By - Reg Baker, Host of Business in Hawaii for Think Tech
Hawaii
Ever since I was the COO and CFO for HMAA, one of Hawaii’s
largest health insurance companies, I have been following the ACA aka
Obamacare.
It was widely accepted in the healthcare industry that we
did not need nor want the ACA. This was
especially true in Hawaii due to the Prepaid Healthcare act that was passed
over 25 years ago. Many felt that the
ACA was just another step in the direction of nationalizing the healthcare
industry, which has been proven to be a failure in every country that ever
attempted nationalized healthcare.
Flash forward to today and we find many of those earlier
concerns are coming true. Healthcare
premiums continue to increase at double digit rates. California just announced on Tuesday another
13% increase in premiums. Hawaii has
experienced similar rate increases and very large loses by our local medical
insurance companies.
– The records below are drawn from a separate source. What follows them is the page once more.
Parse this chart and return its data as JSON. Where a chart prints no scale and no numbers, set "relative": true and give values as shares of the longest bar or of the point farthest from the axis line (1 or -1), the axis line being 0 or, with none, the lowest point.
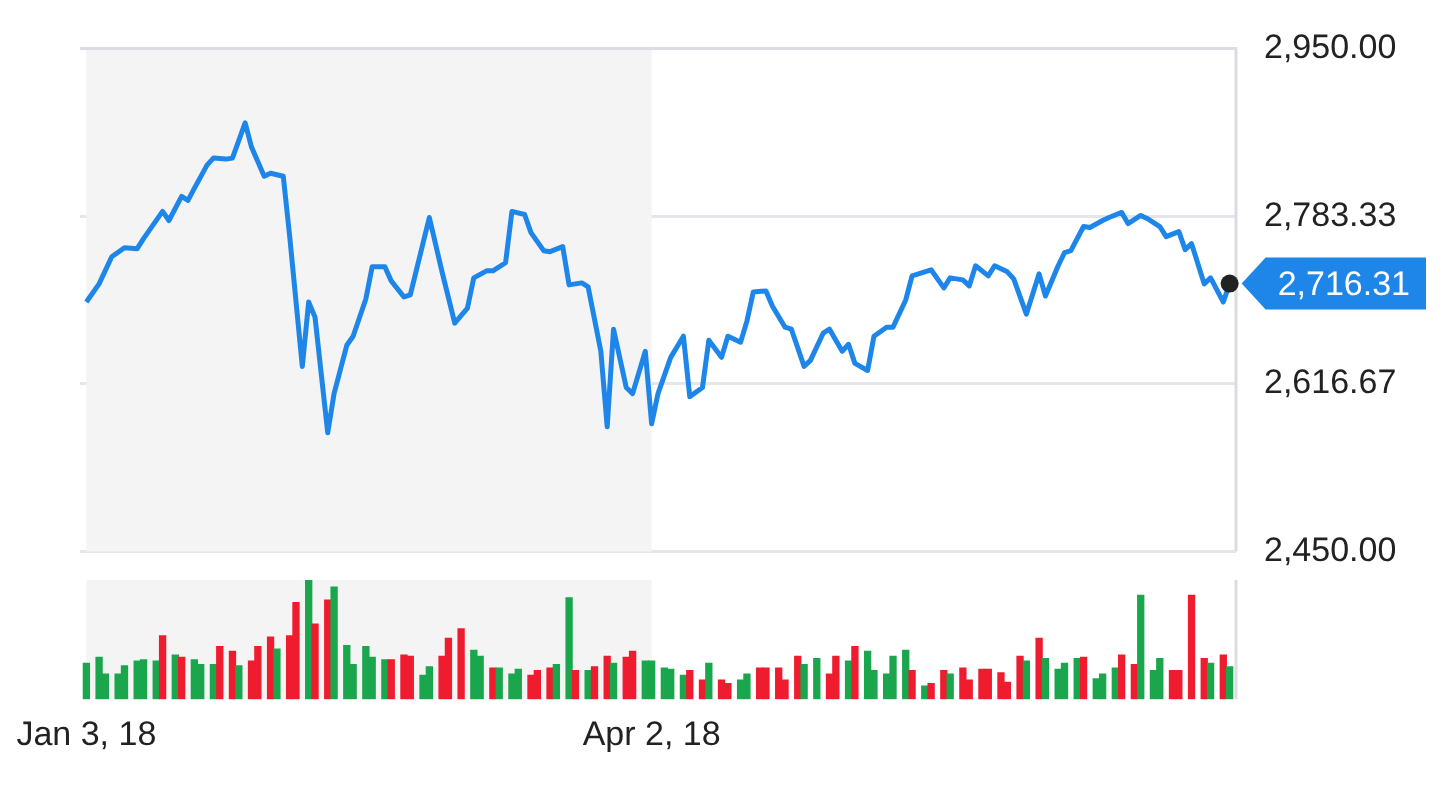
{
  "chart_data": [
    {
      "type": "line",
      "xlim": [
        "2018-01-02",
        "2018-07-03"
      ],
      "ylim": [
        2450,
        2950
      ],
      "yticks": [
        {
          "value": 2450,
          "label": "2,450.00"
        },
        {
          "value": 2616.67,
          "label": "2,616.67"
        },
        {
          "value": 2783.33,
          "label": "2,783.33"
        },
        {
          "value": 2950,
          "label": "2,950.00"
        }
      ],
      "grid": "y",
      "tick_labels": "y",
      "bands": [
        {
          "axis": "x",
          "from": "2018-01-03",
          "to": "2018-04-02",
          "color": "#f4f4f4"
        }
      ],
      "annotations": [
        {
          "text": "2,716.31",
          "x": "2018-07-02",
          "y": 2716.31
        }
      ],
      "series": [
        {
          "color": "#1e86e8",
          "x": [
            "2018-01-03",
            "2018-01-05",
            "2018-01-07",
            "2018-01-09",
            "2018-01-11",
            "2018-01-12",
            "2018-01-15",
            "2018-01-16",
            "2018-01-18",
            "2018-01-19",
            "2018-01-20",
            "2018-01-22",
            "2018-01-23",
            "2018-01-25",
            "2018-01-26",
            "2018-01-28",
            "2018-01-29",
            "2018-01-31",
            "2018-02-01",
            "2018-02-03",
            "2018-02-04",
            "2018-02-06",
            "2018-02-07",
            "2018-02-08",
            "2018-02-10",
            "2018-02-11",
            "2018-02-13",
            "2018-02-14",
            "2018-02-16",
            "2018-02-17",
            "2018-02-19",
            "2018-02-20",
            "2018-02-22",
            "2018-02-23",
            "2018-02-26",
            "2018-02-28",
            "2018-03-02",
            "2018-03-04",
            "2018-03-05",
            "2018-03-07",
            "2018-03-08",
            "2018-03-10",
            "2018-03-11",
            "2018-03-13",
            "2018-03-14",
            "2018-03-16",
            "2018-03-17",
            "2018-03-19",
            "2018-03-20",
            "2018-03-22",
            "2018-03-23",
            "2018-03-25",
            "2018-03-26",
            "2018-03-27",
            "2018-03-29",
            "2018-03-30",
            "2018-04-01",
            "2018-04-02",
            "2018-04-03",
            "2018-04-05",
            "2018-04-07",
            "2018-04-08",
            "2018-04-10",
            "2018-04-11",
            "2018-04-13",
            "2018-04-14",
            "2018-04-16",
            "2018-04-17",
            "2018-04-18",
            "2018-04-20",
            "2018-04-21",
            "2018-04-23",
            "2018-04-24",
            "2018-04-26",
            "2018-04-27",
            "2018-04-29",
            "2018-04-30",
            "2018-05-02",
            "2018-05-03",
            "2018-05-04",
            "2018-05-06",
            "2018-05-07",
            "2018-05-09",
            "2018-05-10",
            "2018-05-12",
            "2018-05-13",
            "2018-05-15",
            "2018-05-16",
            "2018-05-18",
            "2018-05-19",
            "2018-05-21",
            "2018-05-22",
            "2018-05-23",
            "2018-05-25",
            "2018-05-26",
            "2018-05-28",
            "2018-05-29",
            "2018-05-31",
            "2018-06-02",
            "2018-06-03",
            "2018-06-05",
            "2018-06-06",
            "2018-06-07",
            "2018-06-09",
            "2018-06-10",
            "2018-06-12",
            "2018-06-13",
            "2018-06-15",
            "2018-06-16",
            "2018-06-18",
            "2018-06-19",
            "2018-06-21",
            "2018-06-22",
            "2018-06-24",
            "2018-06-25",
            "2018-06-26",
            "2018-06-28",
            "2018-06-29",
            "2018-07-01",
            "2018-07-02"
          ],
          "values": [
            2698,
            2716,
            2743,
            2752,
            2751,
            2761,
            2788,
            2779,
            2803,
            2799,
            2811,
            2834,
            2841,
            2840,
            2841,
            2876,
            2852,
            2823,
            2826,
            2823,
            2764,
            2634,
            2698,
            2683,
            2568,
            2607,
            2655,
            2664,
            2701,
            2733,
            2733,
            2719,
            2703,
            2705,
            2782,
            2728,
            2677,
            2692,
            2722,
            2729,
            2729,
            2737,
            2788,
            2785,
            2767,
            2749,
            2748,
            2753,
            2715,
            2717,
            2713,
            2649,
            2574,
            2671,
            2613,
            2607,
            2649,
            2577,
            2607,
            2643,
            2664,
            2604,
            2613,
            2660,
            2643,
            2664,
            2658,
            2679,
            2708,
            2709,
            2694,
            2673,
            2671,
            2634,
            2640,
            2667,
            2671,
            2649,
            2656,
            2637,
            2630,
            2664,
            2673,
            2673,
            2700,
            2724,
            2728,
            2730,
            2712,
            2722,
            2720,
            2714,
            2734,
            2724,
            2734,
            2728,
            2721,
            2686,
            2726,
            2704,
            2734,
            2747,
            2749,
            2773,
            2772,
            2779,
            2782,
            2787,
            2776,
            2784,
            2781,
            2773,
            2763,
            2768,
            2750,
            2756,
            2716,
            2722,
            2698,
            2716.31
          ]
        }
      ]
    },
    {
      "type": "bar",
      "relative": true,
      "tick_labels": "x",
      "xlim": [
        "2018-01-02",
        "2018-07-03"
      ],
      "xticks": [
        {
          "value": "2018-01-03",
          "label": "Jan 3, 18"
        },
        {
          "value": "2018-04-02",
          "label": "Apr 2, 18"
        }
      ],
      "bands": [
        {
          "axis": "x",
          "from": "2018-01-03",
          "to": "2018-04-02",
          "color": "#f4f4f4"
        }
      ],
      "x": [
        "2018-01-03",
        "2018-01-05",
        "2018-01-06",
        "2018-01-08",
        "2018-01-09",
        "2018-01-11",
        "2018-01-12",
        "2018-01-14",
        "2018-01-15",
        "2018-01-17",
        "2018-01-18",
        "2018-01-20",
        "2018-01-21",
        "2018-01-23",
        "2018-01-24",
        "2018-01-26",
        "2018-01-27",
        "2018-01-29",
        "2018-01-30",
        "2018-02-01",
        "2018-02-02",
        "2018-02-04",
        "2018-02-05",
        "2018-02-07",
        "2018-02-08",
        "2018-02-10",
        "2018-02-11",
        "2018-02-13",
        "2018-02-14",
        "2018-02-16",
        "2018-02-17",
        "2018-02-19",
        "2018-02-20",
        "2018-02-22",
        "2018-02-23",
        "2018-02-25",
        "2018-02-26",
        "2018-02-28",
        "2018-03-01",
        "2018-03-03",
        "2018-03-05",
        "2018-03-06",
        "2018-03-08",
        "2018-03-09",
        "2018-03-11",
        "2018-03-12",
        "2018-03-14",
        "2018-03-15",
        "2018-03-17",
        "2018-03-18",
        "2018-03-20",
        "2018-03-21",
        "2018-03-23",
        "2018-03-24",
        "2018-03-26",
        "2018-03-27",
        "2018-03-29",
        "2018-03-30",
        "2018-04-01",
        "2018-04-02",
        "2018-04-04",
        "2018-04-05",
        "2018-04-07",
        "2018-04-08",
        "2018-04-10",
        "2018-04-11",
        "2018-04-13",
        "2018-04-14",
        "2018-04-16",
        "2018-04-17",
        "2018-04-19",
        "2018-04-20",
        "2018-04-22",
        "2018-04-23",
        "2018-04-25",
        "2018-04-26",
        "2018-04-28",
        "2018-04-30",
        "2018-05-01",
        "2018-05-03",
        "2018-05-04",
        "2018-05-06",
        "2018-05-07",
        "2018-05-09",
        "2018-05-10",
        "2018-05-12",
        "2018-05-13",
        "2018-05-15",
        "2018-05-16",
        "2018-05-18",
        "2018-05-19",
        "2018-05-21",
        "2018-05-22",
        "2018-05-24",
        "2018-05-25",
        "2018-05-27",
        "2018-05-28",
        "2018-05-30",
        "2018-05-31",
        "2018-06-02",
        "2018-06-03",
        "2018-06-05",
        "2018-06-06",
        "2018-06-08",
        "2018-06-09",
        "2018-06-11",
        "2018-06-12",
        "2018-06-14",
        "2018-06-15",
        "2018-06-17",
        "2018-06-18",
        "2018-06-20",
        "2018-06-21",
        "2018-06-23",
        "2018-06-24",
        "2018-06-26",
        "2018-06-28",
        "2018-06-29",
        "2018-07-01",
        "2018-07-02"
      ],
      "values": [
        0.3,
        0.35,
        0.21,
        0.21,
        0.28,
        0.32,
        0.33,
        0.32,
        0.53,
        0.37,
        0.35,
        0.33,
        0.29,
        0.29,
        0.44,
        0.4,
        0.28,
        0.32,
        0.44,
        0.52,
        0.42,
        0.53,
        0.81,
        1,
        0.63,
        0.83,
        0.94,
        0.45,
        0.29,
        0.44,
        0.35,
        0.33,
        0.33,
        0.37,
        0.36,
        0.2,
        0.27,
        0.36,
        0.51,
        0.59,
        0.41,
        0.36,
        0.26,
        0.26,
        0.21,
        0.25,
        0.2,
        0.24,
        0.26,
        0.29,
        0.85,
        0.24,
        0.24,
        0.27,
        0.36,
        0.3,
        0.35,
        0.4,
        0.32,
        0.32,
        0.26,
        0.25,
        0.2,
        0.24,
        0.16,
        0.3,
        0.16,
        0.13,
        0.16,
        0.21,
        0.26,
        0.26,
        0.26,
        0.16,
        0.36,
        0.29,
        0.34,
        0.21,
        0.36,
        0.32,
        0.44,
        0.4,
        0.24,
        0.21,
        0.36,
        0.41,
        0.24,
        0.11,
        0.13,
        0.24,
        0.21,
        0.26,
        0.16,
        0.25,
        0.25,
        0.22,
        0.14,
        0.36,
        0.32,
        0.51,
        0.34,
        0.25,
        0.3,
        0.34,
        0.35,
        0.17,
        0.21,
        0.26,
        0.37,
        0.29,
        0.87,
        0.24,
        0.34,
        0.24,
        0.24,
        0.87,
        0.34,
        0.3,
        0.37,
        0.27
      ],
      "colors": [
        "#1aa64c",
        "#1aa64c",
        "#1aa64c",
        "#1aa64c",
        "#1aa64c",
        "#1aa64c",
        "#1aa64c",
        "#1aa64c",
        "#ee1c2e",
        "#1aa64c",
        "#ee1c2e",
        "#1aa64c",
        "#1aa64c",
        "#1aa64c",
        "#ee1c2e",
        "#ee1c2e",
        "#1aa64c",
        "#ee1c2e",
        "#ee1c2e",
        "#ee1c2e",
        "#1aa64c",
        "#ee1c2e",
        "#ee1c2e",
        "#1aa64c",
        "#ee1c2e",
        "#ee1c2e",
        "#1aa64c",
        "#1aa64c",
        "#1aa64c",
        "#1aa64c",
        "#1aa64c",
        "#1aa64c",
        "#ee1c2e",
        "#ee1c2e",
        "#ee1c2e",
        "#1aa64c",
        "#1aa64c",
        "#ee1c2e",
        "#ee1c2e",
        "#ee1c2e",
        "#1aa64c",
        "#1aa64c",
        "#ee1c2e",
        "#1aa64c",
        "#1aa64c",
        "#1aa64c",
        "#ee1c2e",
        "#ee1c2e",
        "#ee1c2e",
        "#1aa64c",
        "#1aa64c",
        "#ee1c2e",
        "#1aa64c",
        "#ee1c2e",
        "#ee1c2e",
        "#1aa64c",
        "#ee1c2e",
        "#ee1c2e",
        "#1aa64c",
        "#1aa64c",
        "#1aa64c",
        "#1aa64c",
        "#1aa64c",
        "#ee1c2e",
        "#ee1c2e",
        "#1aa64c",
        "#ee1c2e",
        "#ee1c2e",
        "#1aa64c",
        "#1aa64c",
        "#ee1c2e",
        "#ee1c2e",
        "#ee1c2e",
        "#ee1c2e",
        "#ee1c2e",
        "#1aa64c",
        "#1aa64c",
        "#ee1c2e",
        "#ee1c2e",
        "#1aa64c",
        "#ee1c2e",
        "#1aa64c",
        "#1aa64c",
        "#1aa64c",
        "#1aa64c",
        "#1aa64c",
        "#ee1c2e",
        "#1aa64c",
        "#ee1c2e",
        "#ee1c2e",
        "#1aa64c",
        "#ee1c2e",
        "#ee1c2e",
        "#ee1c2e",
        "#ee1c2e",
        "#ee1c2e",
        "#ee1c2e",
        "#ee1c2e",
        "#1aa64c",
        "#ee1c2e",
        "#1aa64c",
        "#1aa64c",
        "#1aa64c",
        "#1aa64c",
        "#ee1c2e",
        "#1aa64c",
        "#1aa64c",
        "#1aa64c",
        "#ee1c2e",
        "#ee1c2e",
        "#1aa64c",
        "#1aa64c",
        "#1aa64c",
        "#ee1c2e",
        "#ee1c2e",
        "#ee1c2e",
        "#ee1c2e",
        "#1aa64c",
        "#ee1c2e",
        "#1aa64c"
      ]
    }
  ]
}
We already lost one
local medical insurance company, Family Health, and the mainland has seen
record high failures and consolidations.
The only way for smaller medial insurance companies to
survive under the ACA is to merge with larger companies to obtain economies of
scale and larger risk pools of customers.
This has been happening at an alarming rate and has caught the attention
of the US Department of Justice. This
week, the DOJ announced they will be cracking down on these medical insurance
mergers and acquisitions claiming that they are unacceptable.
The US Healthcare industry was one of the best in the
world. We lead the world in setting the
bar very high for quality of care, access to care, innovation, research and
education. It is so sad and very scary to
see how the ACA has disrupted the best health care system in the world to one
that is fighting to survive with record bankruptcies, record levels of mergers
and consolidations resulting in dwindling medical insurance companies,
physicians retiring faster than we can replace them because of the challenges
current providers face and constant regulatory interference.
If the plan of Obamacare, like many projected, was to create
a single payer system, which is another word for nationalized healthcare, then
we are clearly moving in that very scary direction. Let’s hope that it is not too late to save
the US healthcare system that was once the best the world had ever seen.